Vous, monsieur le curé, vous avez consacré, moi j’ai sacré, pas trop de Jésus ni de Viarge : mais des baptêmes et des torgueux, de quoi remplir l’église de Lanoraie d’une manière assez présentable, j’ai manqué la messe et les vêpres, pas souvent à Lanoraie, parce que j’aimais ça entendre chanter Plante et Charles Robillard. Aussi je dois ajouter en même temps que je me suis battu en Michel Archange, avec ce pauvre Moïse Joessin, plusieurs fois. Eh ! que ça me faisait du bien, lui aussi me disait la même chose. Je n’ai jamais menti, par exemple, je n’ai jamais couru, et je n’ai jamais volé, non plus, pour ça non, j’aimais tant gagner ma vie avec mes deux bras.

Si c’était à recommencer, je recommencerais-ti ? Pareil, oui, pareil ! » « Pas vos mêmes péchés-là, dit le prêtre ? » « Ah ! sacrebleu, non, pas mes péchés, au moins je ne voudrais pas.
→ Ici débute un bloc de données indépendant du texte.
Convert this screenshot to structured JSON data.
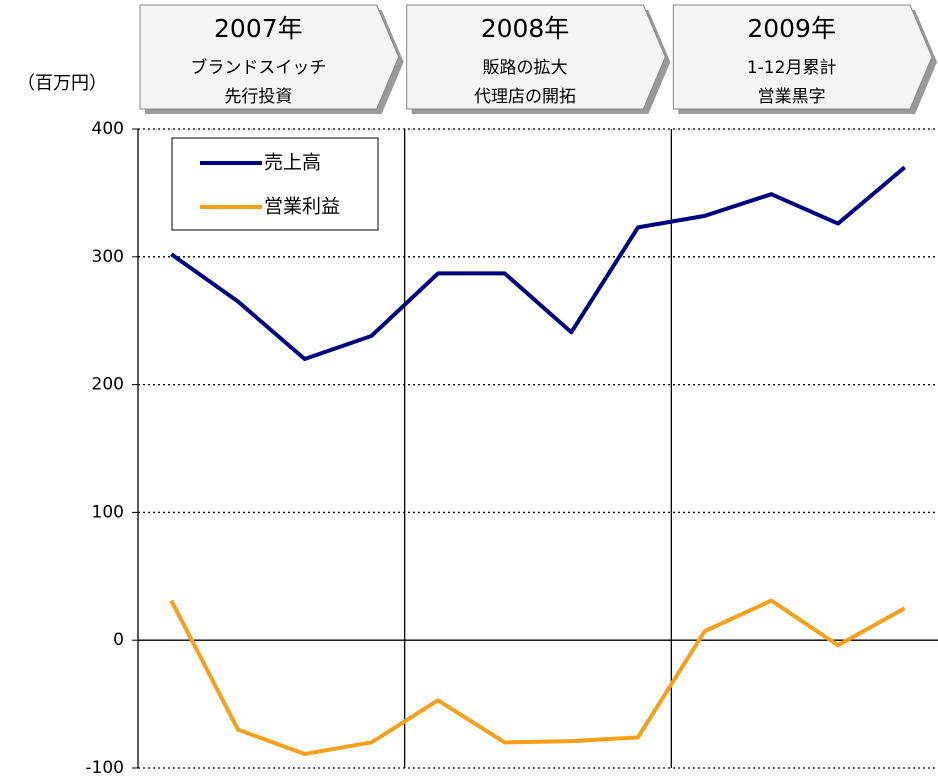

Mais je voudrais recommencer le calfeutrage et le sciage à la scie de long : tenez, monsieur le curé, quand je disais à Joessin, comme ça : En bois Joess, comme ça, Zangne, Zongne, Zangne, la scie sonnait comme une cloche. On gagnait notre argent, c’étaient des journées d’homme au moins, à cette heure. »… L’exhortation du brave curé fut assez brève comprenant qu’après tout, la conscience de cet homme en valait bien une autre.

Dites votre Acte de contrition !

« Acte de contrition, mon Dieu, je vous adore, prenez-le s’il vous plaît, par ma faute, par ma faute »… L’intention était bonne, le curé rectifia la formule, puis lui donna la communion.

Grenier s’appliquant encore de son mieux, tira la langue à travers un grand signe de croix, mais la distraction, une malheureuse distraction arriva : « Ah ! Ah ! » grogna-t-il, « ça colle dans le joint » et, il reprit un autre signe de croix, de la main gauche cette fois, comme pour se reposer, la sainte hostie passa avec un peu d’eau, on lui lava le front, les bras retombaient avec le buste sur la couche d’agonie.

La peau était moite, les bras avaient des frissons en se ramollissant. On crut qu’il passait, on lui jeta de l’eau bénite, il lui en tomba sur les pieds. Grenier revint à lui en criant : « qui est-ce qui me jette de l’eau, sacrebleu ! d’l’eau dans la bouche, d’l’eau sur la tête et sur les pieds, c’est pas un tour à faire. Je ne suis pas le canard de l’éternité ! » Et au curé qui récitait l’office des mourants : « Vous n’pourriez pas vous mettre un peu plus loin ? Vos latineries, vous savez, ça me tanne. »

Francis Grenier est mort à Lowell, très âgé, après une agonie difficile. Voici ses dernières paroles : « Moïse Joessin, Moïse Joessin ! tu sais, je ne vois plus clair… tu ne me diras plus « fesse Jésus d’cuivre ! quand je te tiendrai les doigts entre mes dents ! »

Son unique petit fils survivant, Johnny Doucet a un grade dans la marine américaine : sa petite fille Élisabeth vit encore à Lowell où Zenon et Tit-nine (Onésine) sont morts. Sa fille s’appelait Orise.